Çin'in Ekonomik İlişkilerden Sorumlu Başbakan Yardımcısı Hı Lifıng’in ABD Hazine Bakanı Scott Bessent ve ABD Ticaret Temsilcisi Jamieson Greer yaptığı telefon görüşmesinin ardından Trump’ın yaptığı değerlendirmeler dikkat çekici bulunuyor. Zira ABD Hazine Bakanı Scott Bessent de hafta içinde yaptığı açıklamada heyetler arasındaki ticaret müzakerelerinin gelecek hafta Malezya’da devam edeceğini duyurmuştu.

“Rakibini yere seren Çin olacaktır”

ABD Başkanı Donald Trump ve Hazine Bakanı Scott Bessent’in açıklamalarına Pekin yönetimi henüz resmi bir yanıt vermezken, Batı basınında ticaret savaşının Washington yönetimini ağır hasar vereceği tartışılıyor. Financial Times yazarlarından Gideon Rachman son yazısında, “Çin ticaret hesaplaşmasında iyi konumda” başlığını tercih etti.

Çin ve ABD’yi iki güçlü boksöre benzeten Rachman, ABD yönetiminden gelen müzakere çağrılarını anımsatarak şunları kaydetti:

“ABD’nin anlaşmaya istekli olması muhtemelen şu gerçeğin farkında varmasından kaynaklıyor: Eğer iki taraf gerçekten ticaret kavgasına girerse muhtemelen rakibini yere seren taraf Çin olacaktır.

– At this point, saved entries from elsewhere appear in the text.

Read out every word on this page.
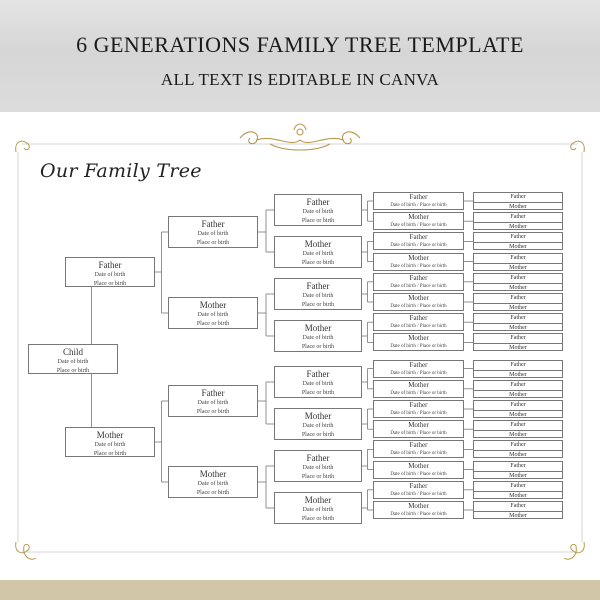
6 GENERATIONS FAMILY TREE TEMPLATE
ALL TEXT IS EDITABLE IN CANVA
Our Family Tree
Child
Date of birth
Place or birth
Father
Date of birth
Place or birth
Mother
Date of birth
Place or birth
Father
Date of birth
Place or birth
Mother
Date of birth
Place or birth
Father
Date of birth
Place or birth
Mother
Date of birth
Place or birth
Father
Date of birth
Place or birth
Mother
Date of birth
Place or birth
Father
Date of birth
Place or birth
Mother
Date of birth
Place or birth
Father
Date of birth
Place or birth
Mother
Date of birth
Place or birth
Father
Date of birth
Place or birth
Mother
Date of birth
Place or birth
Father
Date of birth / Place or birth
Mother
Date of birth / Place or birth
Father
Date of birth / Place or birth
Mother
Date of birth / Place or birth
Father
Date of birth / Place or birth
Mother
Date of birth / Place or birth
Father
Date of birth / Place or birth
Mother
Date of birth / Place or birth
Father
Date of birth / Place or birth
Mother
Date of birth / Place or birth
Father
Date of birth / Place or birth
Mother
Date of birth / Place or birth
Father
Date of birth / Place or birth
Mother
Date of birth / Place or birth
Father
Date of birth / Place or birth
Mother
Date of birth / Place or birth
Father
Mother
Father
Mother
Father
Mother
Father
Mother
Father
Mother
Father
Mother
Father
Mother
Father
Mother
Father
Mother
Father
Mother
Father
Mother
Father
Mother
Father
Mother
Father
Mother
Father
Mother
Father
Mother
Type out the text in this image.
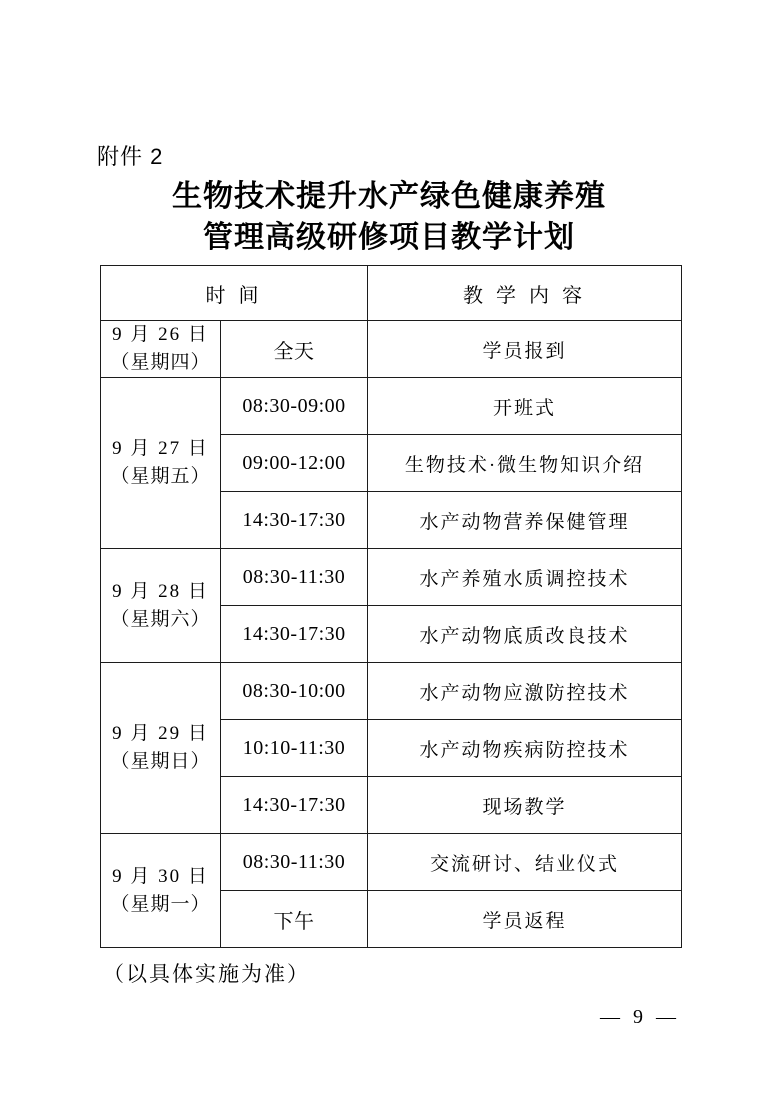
附件 2
生物技术提升水产绿色健康养殖
管理高级研修项目教学计划
时 间		教 学 内 容

9 月 26 日
（星期四）	全天	学员报到

9 月 27 日
（星期五）	08:30-09:00	开班式
	09:00-12:00	生物技术·微生物知识介绍
	14:30-17:30	水产动物营养保健管理

9 月 28 日
（星期六）	08:30-11:30	水产养殖水质调控技术
	14:30-17:30	水产动物底质改良技术

9 月 29 日
（星期日）	08:30-10:00	水产动物应激防控技术
	10:10-11:30	水产动物疾病防控技术
	14:30-17:30	现场教学

9 月 30 日
（星期一）	08:30-11:30	交流研讨、结业仪式
	下午	学员返程
（以具体实施为准）
— 9 —
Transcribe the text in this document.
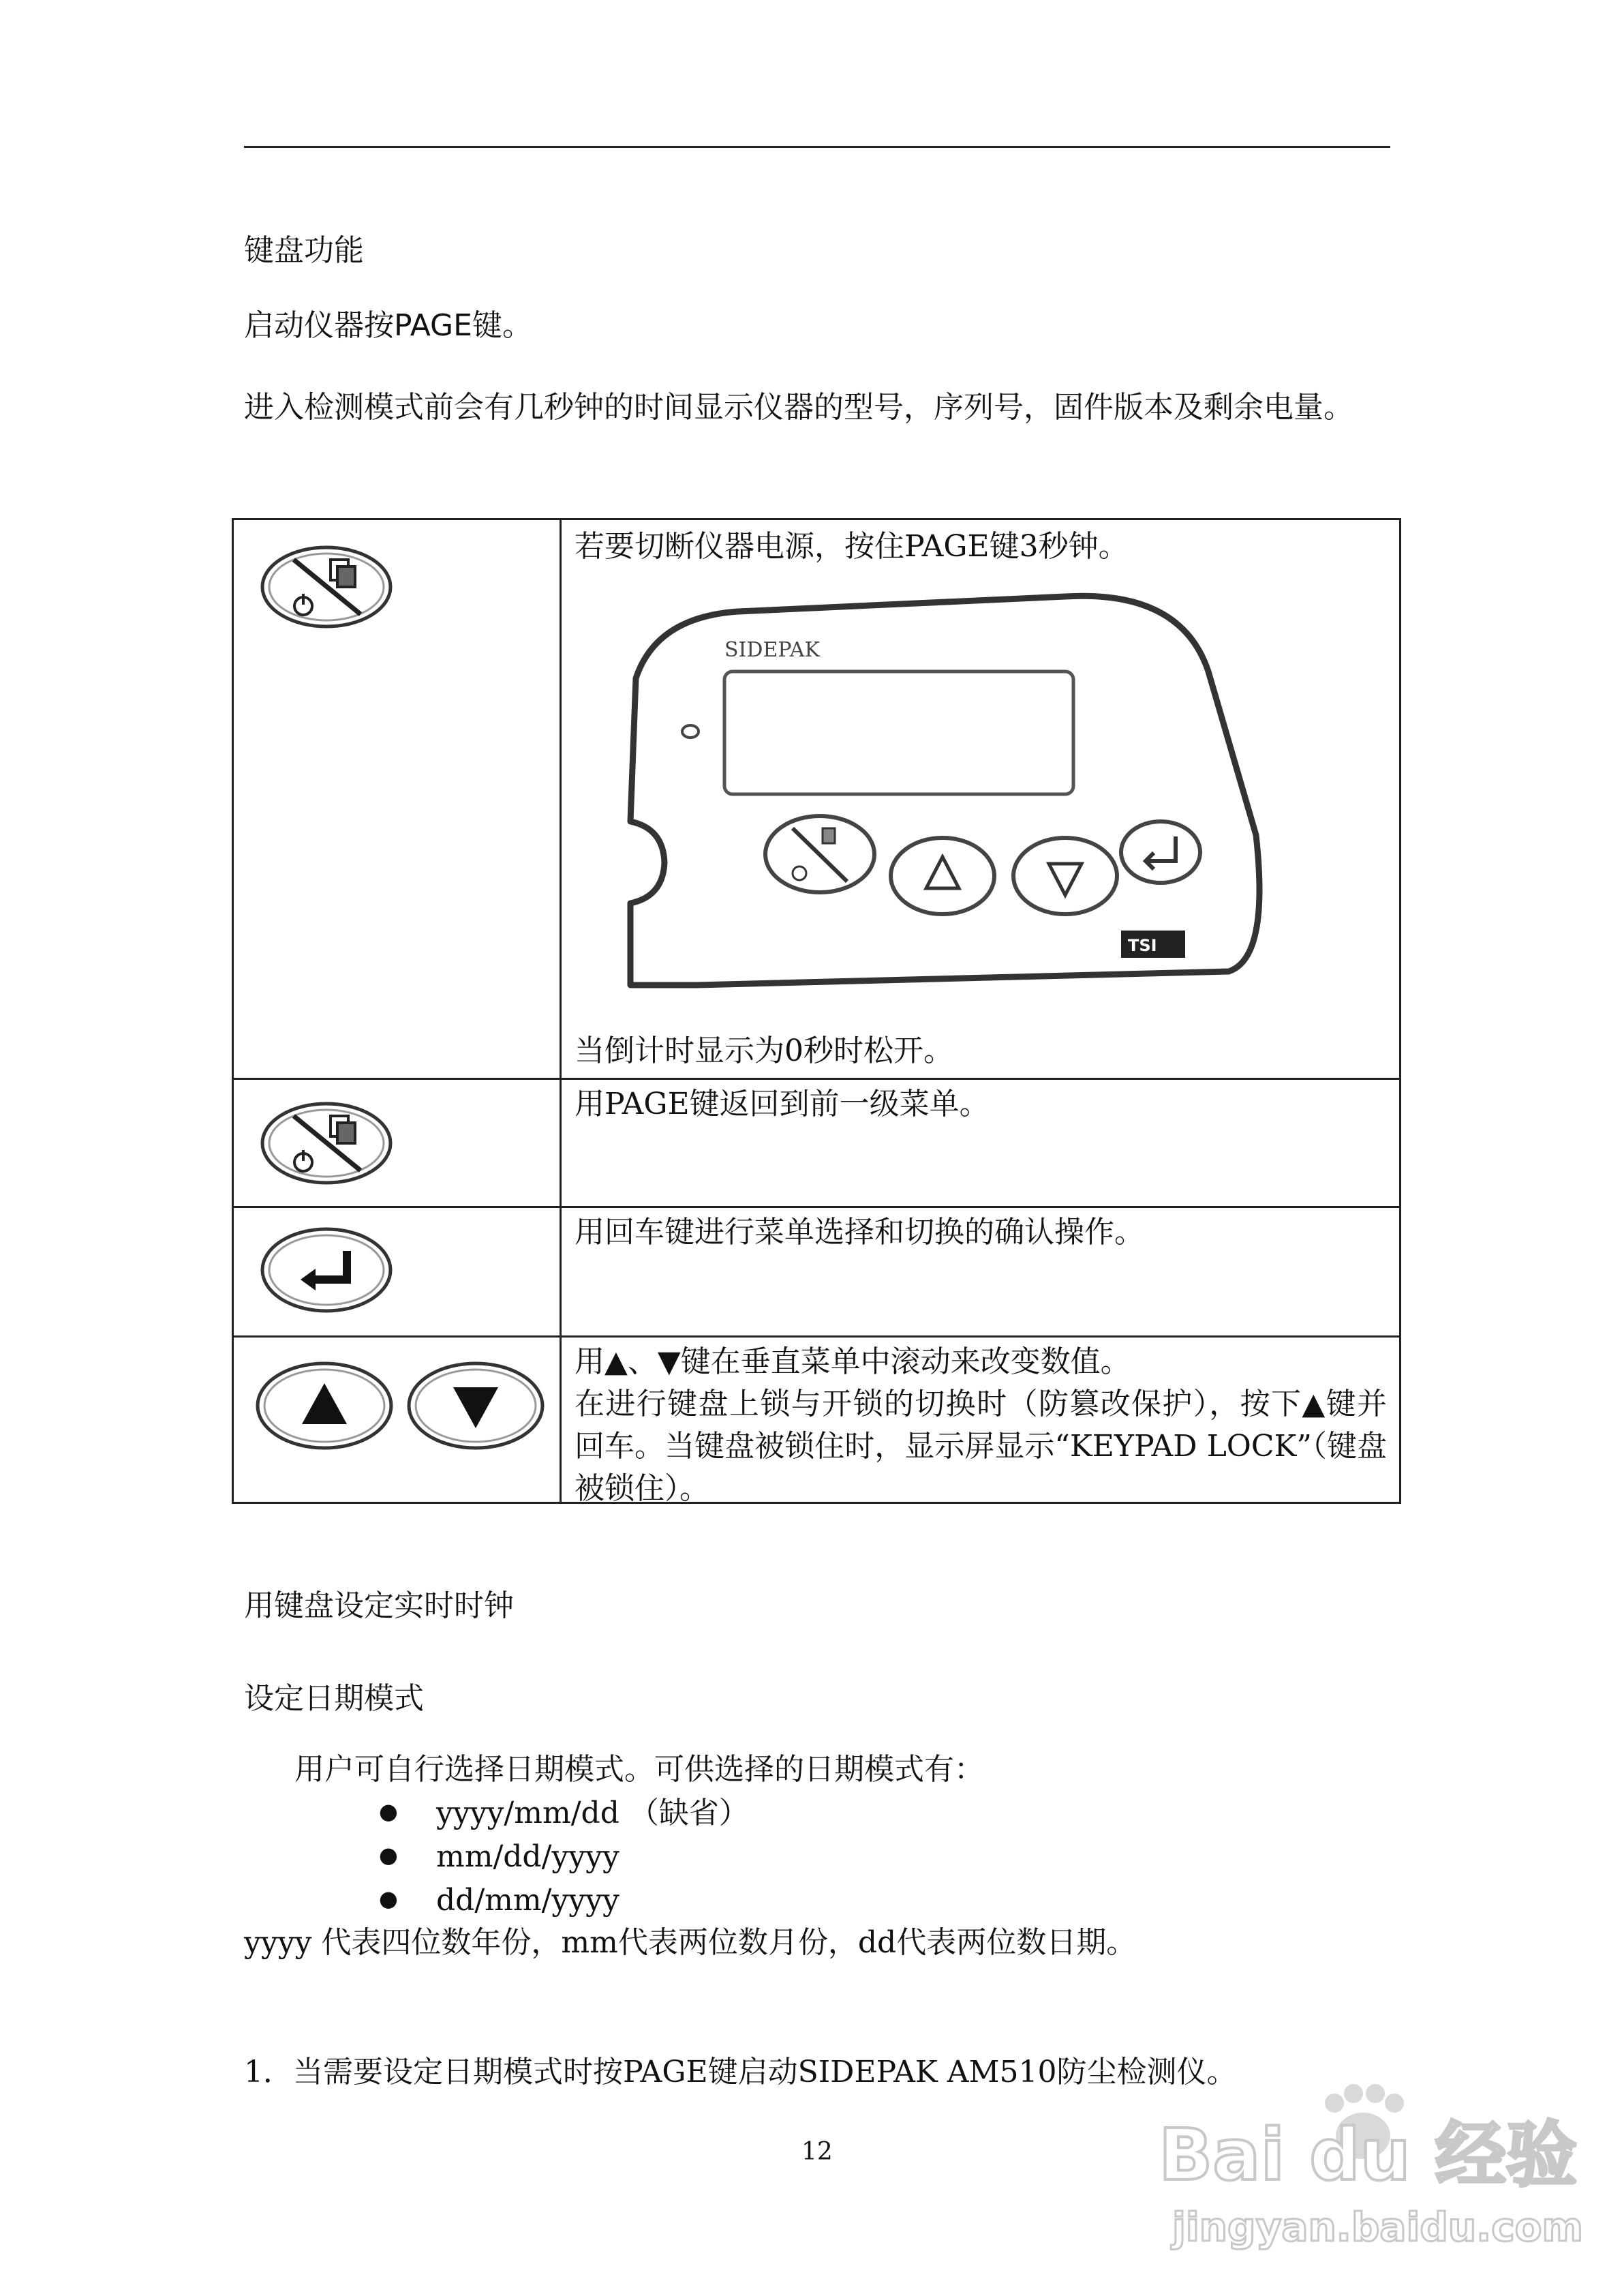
键盘功能
启动仪器按PAGE键。
进入检测模式前会有几秒钟的时间显示仪器的型号，序列号，固件版本及剩余电量。
若要切断仪器电源，按住PAGE键3秒钟。
SIDEPAK
TSI
当倒计时显示为0秒时松开。
用PAGE键返回到前一级菜单。
用回车键进行菜单选择和切换的确认操作。
用▲、▼键在垂直菜单中滚动来改变数值。
在进行键盘上锁与开锁的切换时（防篡改保护），按下▲键并回车。当键盘被锁住时，显示屏显示“KEYPAD LOCK”（键盘被锁住）。
用键盘设定实时时钟
设定日期模式
用户可自行选择日期模式。可供选择的日期模式有：
● yyyy/mm/dd （缺省）
● mm/dd/yyyy
● dd/mm/yyyy
yyyy 代表四位数年份，mm代表两位数月份，dd代表两位数日期。
1．当需要设定日期模式时按PAGE键启动SIDEPAK AM510防尘检测仪。
12	Bai du 经验
jingyan.baidu.com
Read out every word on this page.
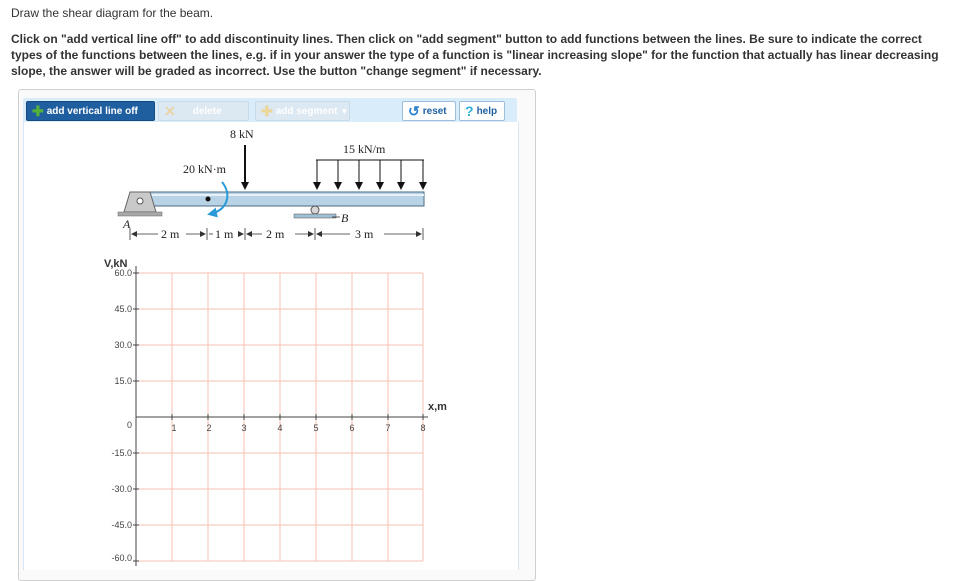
Draw the shear diagram for the beam.
Click on "add vertical line off" to add discontinuity lines. Then click on "add segment" button to add functions between the lines. Be sure to indicate the correct types of the functions between the lines, e.g. if in your answer the type of a function is "linear increasing slope" for the function that actually has linear decreasing slope, the answer will be graded as incorrect. Use the button "change segment" if necessary.
✚ add vertical line off ✕ delete	✚ add segment ▼	↺ reset ? help
A	B
8 kN
20 kN·m
15 kN/m
2 m	1 m	2 m	3 m
V,kN
x,m
60.0
45.0
30.0
15.0
0
-15.0
-30.0
-45.0
-60.0
1	2	3	4	5	6	7	8
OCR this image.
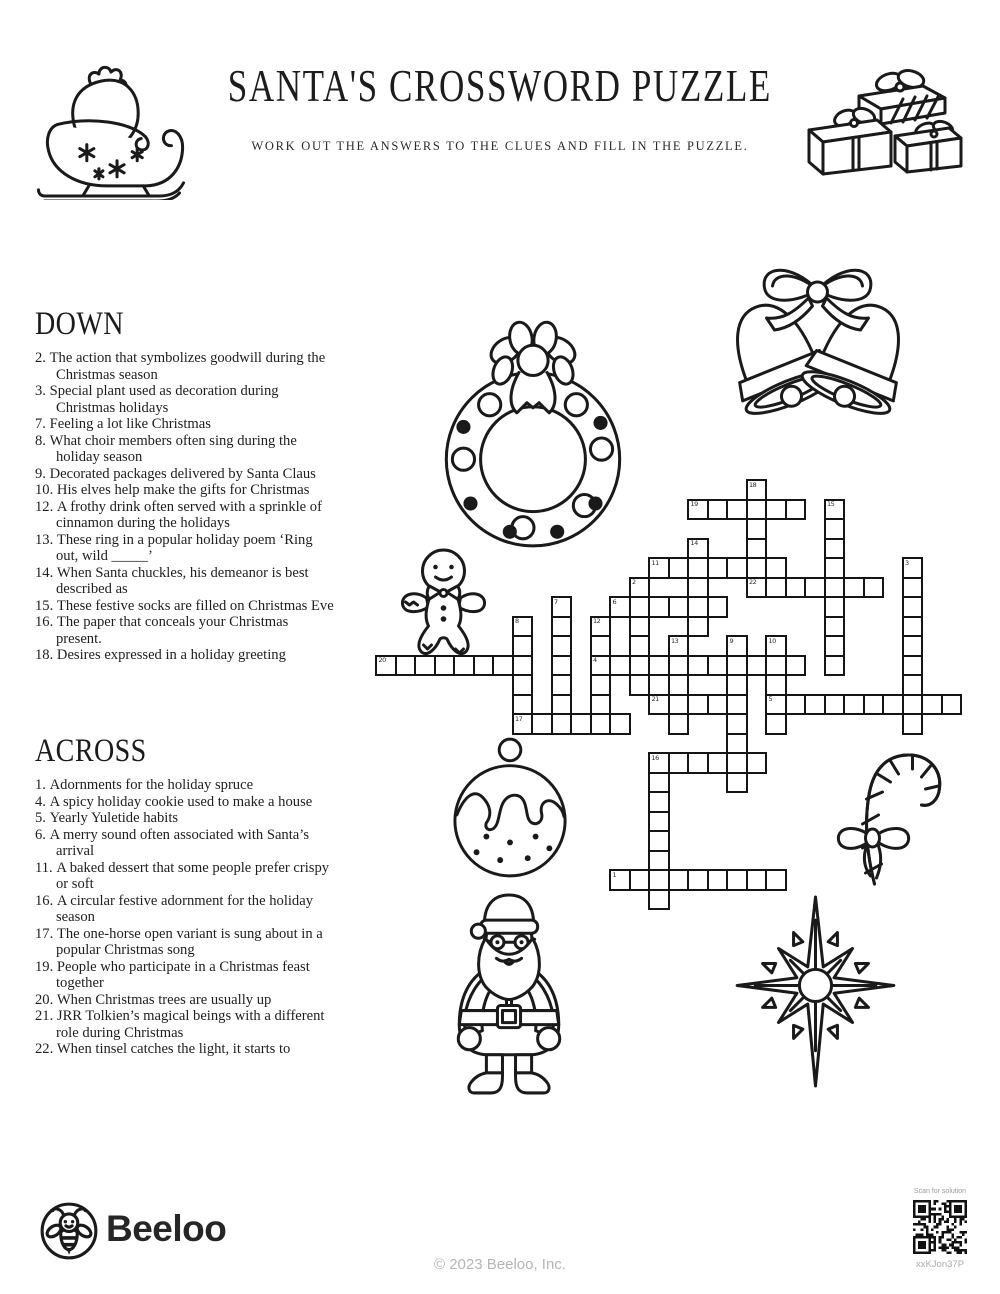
SANTA'S CROSSWORD PUZZLE
WORK OUT THE ANSWERS TO THE CLUES AND FILL IN THE PUZZLE.
DOWN
2. The action that symbolizes goodwill during the Christmas season
3. Special plant used as decoration during Christmas holidays
7. Feeling a lot like Christmas
8. What choir members often sing during the holiday season
9. Decorated packages delivered by Santa Claus
10. His elves help make the gifts for Christmas
12. A frothy drink often served with a sprinkle of cinnamon during the holidays
13. These ring in a popular holiday poem ‘Ring out, wild _____’
14. When Santa chuckles, his demeanor is best described as
15. These festive socks are filled on Christmas Eve
16. The paper that conceals your Christmas present.
18. Desires expressed in a holiday greeting
ACROSS
1. Adornments for the holiday spruce
4. A spicy holiday cookie used to make a house
5. Yearly Yuletide habits
6. A merry sound often associated with Santa’s arrival
11. A baked dessert that some people prefer crispy or soft
16. A circular festive adornment for the holiday season
17. The one-horse open variant is sung about in a popular Christmas song
19. People who participate in a Christmas feast together
20. When Christmas trees are usually up
21. JRR Tolkien’s magical beings with a different role during Christmas
22. When tinsel catches the light, it starts to
18
22
19	15
14
11	3
2
6
7
8
17
12
4
13	9	10
5
20
21
16
1
Beeloo
© 2023 Beeloo, Inc.
Scan for solution
xxKJon37P
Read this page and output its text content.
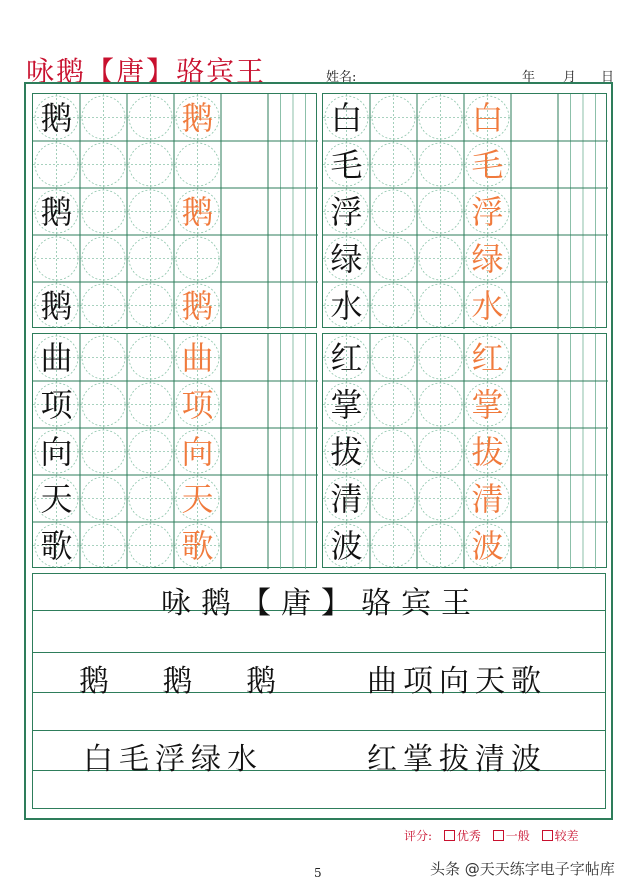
咏鹅【唐】骆宾王	姓名:	年 月 日
鹅	鹅
鹅	鹅
鹅	鹅
白	白
毛	毛
浮	浮
绿	绿
水	水
曲	曲
项	项
向	向
天	天
歌	歌
红	红
掌	掌
拔	拔
清	清
波	波
咏鹅【唐】骆宾王
鹅 鹅 鹅 曲项向天歌
白毛浮绿水	红掌拔清波
评分: 优秀 一般 较差
5	头条 @天天练字电子字帖库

Trump ticaret savaşlarına ABD’nin Çin’den daha fazla mal aldığı ve bunun elini güçlendireceği varsayımına dayandı. Eğer ABD, bu malları Çin’den başka bir yerden tedarik edebiliyor olsaydı bu doğru olurdu. Oysa özellikle kimi kalemlerde Çin açık ara dominant bir tedarikçi. Bunun en açık örneği şu an Çin’in ihracata ciddi kısıtlamalar getirdiği nadir ve kritik toprak elementleri. Washington ve Pekin arasındaki ticaret kavgasını takip edenler bu hamlenin geleceğini çok önceden anlamıştı.”

ABD kısıtlamaları nasıl boşa düştü: Huawei ve DeepSeek örneği

Çin’in nadir toprak elementlerinin yanı sıra ilaç üretiminde kullanılan ham maddelerin üretiminde de baskın rolü olduğunu anımsatan Financial Times yazarı Rachman, ticaret savaşlarında bu başlığın da gündeme gelebileceği öngörüsünde bulundu.

ABD’nin Çin’i dizginlemek için aldığı önlemlerin boşa çıktığının altını çizen Rachman şu ifadeleri kullandı:

“ABD, Huawei’yi yaptırımlarla hedef aldığında ve Amerikan şirketlerinin bu şirkete bilgisayar çipi satmasını yasakladığında, bazıları Çin’in önde gelen teknoloji şirketlerinden birinin acı verici bir düşüş ve nihai çöküş yaşayacağını öngörmüştü. Ancak Huawei, Çin yapımı çipler ve teknolojilerle yeniden toparlanmayı başardı ve şimdi gücüne güç katarak yoluna devam ediyor gibi görünüyor. ABD ayrıca, yapay zekâ geliştirme yarışında Amerika’nın önde kalmasını sağlamaya da çalıştı. Buna karşın ihracat kısıtlamaları, OpenAI gibi Amerikan devlerine rakip olabilecek, son derece yetenekli Çinli bir alternatif olan DeepSeek’in ortaya çıkmasını engelleyemedi.”